Bittere Kost, für Menschen die sich in Coop und Migros einen Anlass kaufen, wie einst bei Johann Tetzel.
Kommt dazu, die donnern mit ganzen Kolonnen Riesentraktoren und Erntemaschinen, sowie mit 3 achsigen riesigen Gülleanhängern, durch das Zürcher Weinland bis in den Thurgau.
Durch x Dörfer.
Nur weil dort günstiger zu pachten ist (vermutlich, klimatisch noch nicht mal besonders, 600 m.ü.M
Auf den Äckern stellen sie während der Arbeiten mobile Toiletten hin, das ganze sieht aus wie ein Strafgefangenenlager im 2. Weltkrieg, bei der Arbeit.
Ich gehe mal davon aus, dass solche «Bio»Gemüsler keine Subventionen erhalten, aber trotzdem durch geschützte Preise profitieren.
Wenn ich meine Kulturen nur mit unwirksamen Mitteln schützen kann werde ich sie hermetisch von der Umwelt Abschirmen.

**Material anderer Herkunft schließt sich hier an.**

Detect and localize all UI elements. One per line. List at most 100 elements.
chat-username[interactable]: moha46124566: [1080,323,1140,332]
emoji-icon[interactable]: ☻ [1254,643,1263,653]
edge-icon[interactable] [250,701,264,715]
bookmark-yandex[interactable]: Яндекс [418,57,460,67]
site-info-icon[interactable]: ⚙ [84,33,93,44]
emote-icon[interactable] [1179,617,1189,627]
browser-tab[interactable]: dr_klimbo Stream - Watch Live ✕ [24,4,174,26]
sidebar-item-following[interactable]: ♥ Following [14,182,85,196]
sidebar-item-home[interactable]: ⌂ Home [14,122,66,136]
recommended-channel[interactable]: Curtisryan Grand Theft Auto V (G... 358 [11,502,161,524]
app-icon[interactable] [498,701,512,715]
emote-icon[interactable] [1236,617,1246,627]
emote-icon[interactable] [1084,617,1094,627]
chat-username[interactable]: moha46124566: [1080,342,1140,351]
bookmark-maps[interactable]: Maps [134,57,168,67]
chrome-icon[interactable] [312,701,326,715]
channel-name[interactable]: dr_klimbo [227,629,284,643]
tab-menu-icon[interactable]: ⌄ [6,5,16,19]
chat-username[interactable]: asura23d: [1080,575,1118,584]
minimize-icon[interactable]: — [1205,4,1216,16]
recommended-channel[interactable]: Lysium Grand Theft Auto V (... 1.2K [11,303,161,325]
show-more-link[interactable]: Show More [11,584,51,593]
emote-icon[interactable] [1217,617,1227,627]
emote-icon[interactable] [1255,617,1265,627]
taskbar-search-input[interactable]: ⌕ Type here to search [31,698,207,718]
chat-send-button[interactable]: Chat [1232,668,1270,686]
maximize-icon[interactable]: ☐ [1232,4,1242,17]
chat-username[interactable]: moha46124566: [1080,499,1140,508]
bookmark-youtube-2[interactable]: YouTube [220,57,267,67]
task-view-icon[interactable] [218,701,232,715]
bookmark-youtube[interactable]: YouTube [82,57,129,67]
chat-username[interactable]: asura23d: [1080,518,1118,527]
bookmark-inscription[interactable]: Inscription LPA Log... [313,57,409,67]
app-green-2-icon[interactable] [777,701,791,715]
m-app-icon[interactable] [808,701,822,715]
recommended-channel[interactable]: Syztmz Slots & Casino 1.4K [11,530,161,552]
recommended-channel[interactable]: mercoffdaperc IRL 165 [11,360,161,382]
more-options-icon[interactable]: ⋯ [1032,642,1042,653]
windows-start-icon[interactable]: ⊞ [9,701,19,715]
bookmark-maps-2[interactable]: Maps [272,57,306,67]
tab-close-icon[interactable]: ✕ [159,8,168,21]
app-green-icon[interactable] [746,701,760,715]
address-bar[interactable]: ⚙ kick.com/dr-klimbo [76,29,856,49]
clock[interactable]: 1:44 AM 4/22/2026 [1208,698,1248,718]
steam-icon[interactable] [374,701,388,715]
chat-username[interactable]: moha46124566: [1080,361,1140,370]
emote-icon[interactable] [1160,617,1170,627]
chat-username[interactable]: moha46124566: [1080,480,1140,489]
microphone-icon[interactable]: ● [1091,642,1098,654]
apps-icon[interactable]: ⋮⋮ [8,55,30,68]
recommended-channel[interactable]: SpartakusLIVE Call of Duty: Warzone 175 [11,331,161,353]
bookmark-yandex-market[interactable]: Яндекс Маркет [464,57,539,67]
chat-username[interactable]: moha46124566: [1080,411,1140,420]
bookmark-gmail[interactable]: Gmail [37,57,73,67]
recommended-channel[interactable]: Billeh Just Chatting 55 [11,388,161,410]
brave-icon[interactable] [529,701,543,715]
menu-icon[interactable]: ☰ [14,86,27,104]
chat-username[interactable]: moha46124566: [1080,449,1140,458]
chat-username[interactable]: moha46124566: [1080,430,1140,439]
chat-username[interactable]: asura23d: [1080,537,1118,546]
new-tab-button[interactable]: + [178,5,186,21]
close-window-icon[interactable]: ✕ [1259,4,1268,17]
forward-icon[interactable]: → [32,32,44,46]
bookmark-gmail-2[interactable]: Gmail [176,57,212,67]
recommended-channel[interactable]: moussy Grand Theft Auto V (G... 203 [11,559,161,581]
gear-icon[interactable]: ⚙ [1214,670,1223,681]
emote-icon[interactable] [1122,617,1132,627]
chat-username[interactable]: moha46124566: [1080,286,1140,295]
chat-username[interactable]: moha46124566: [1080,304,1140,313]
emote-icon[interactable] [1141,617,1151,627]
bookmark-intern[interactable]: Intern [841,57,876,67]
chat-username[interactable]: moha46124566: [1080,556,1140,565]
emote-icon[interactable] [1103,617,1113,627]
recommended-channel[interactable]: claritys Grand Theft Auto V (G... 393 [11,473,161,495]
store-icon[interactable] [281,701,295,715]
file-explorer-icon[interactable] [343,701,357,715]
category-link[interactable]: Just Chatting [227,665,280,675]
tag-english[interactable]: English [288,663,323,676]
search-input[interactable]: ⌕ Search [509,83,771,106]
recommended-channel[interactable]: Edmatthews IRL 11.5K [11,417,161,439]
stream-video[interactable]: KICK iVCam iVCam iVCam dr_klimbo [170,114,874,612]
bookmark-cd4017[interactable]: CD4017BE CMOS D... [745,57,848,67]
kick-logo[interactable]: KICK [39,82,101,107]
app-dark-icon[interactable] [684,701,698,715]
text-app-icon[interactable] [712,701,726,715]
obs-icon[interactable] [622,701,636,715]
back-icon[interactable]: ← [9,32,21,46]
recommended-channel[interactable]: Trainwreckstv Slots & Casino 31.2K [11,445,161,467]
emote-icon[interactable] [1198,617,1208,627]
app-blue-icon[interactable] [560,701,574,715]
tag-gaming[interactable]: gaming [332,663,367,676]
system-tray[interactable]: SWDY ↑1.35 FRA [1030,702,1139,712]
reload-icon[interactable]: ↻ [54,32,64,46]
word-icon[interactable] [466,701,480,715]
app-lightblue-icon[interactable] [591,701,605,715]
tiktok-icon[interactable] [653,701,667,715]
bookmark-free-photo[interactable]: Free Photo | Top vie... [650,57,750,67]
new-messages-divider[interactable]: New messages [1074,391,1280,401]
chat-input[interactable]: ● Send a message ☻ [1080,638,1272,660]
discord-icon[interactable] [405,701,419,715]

Das ist eine logische Folgen der Bürokratie welche von Bio diktiert wird. Ein Biobürokrat bekommt seinen Lohn, gleichgültig was er macht oder am Schreibtisch sitzt. Ein Biobauer muss Tag täglich für sein Einkommen gegen die Natur und Bürokraten kämpfen wenn er sein täglich Brot verdienen will.
Ein Thema oder einen Gegenstand zerlegen, der allgemeine Sympathie geniesst, ist ein journalistischer Leckerbissen. Wie Esther Diener-Morscher vormacht, scheint dies besonders gut zu gelingen, wenn mit grobem Stift gezeichnet wird und Graustufen unterschlagen werden. Die Aussage, dass auch Biolandwirtschaft Wirtschaft ist, sollte eigentlich nicht überraschen. Und dass nach Rationalisierungspraktiken gesucht wird, ebenso wenig. Aber beispielsweise das Hofgut Eichigt als Beleg für «grenzenloses Wachstum» auszuwählen, ist tedenziös. Die Autorin suggeriert, dass die Grösse dieses Hofs dem Biowachstumswahn zu verdanken ist. Jedoch: In der DDR war dieser Hof eine LPG (Landw. Produktionsgenossenschaft). Wäre der Autorin wohler, wenn dieser Riesenbetrieb heute mit Produkten von Bayer geflutet, statt mit Bio-Methoden bearbeitet würde? Gerne wüsste man mehr über die unterirdischen Stromkabel. Ein Einzelbeispiel oder ein Massenphänomen? Oder: was ist ein Bio-Pestizid? Tönt einfach schlimm.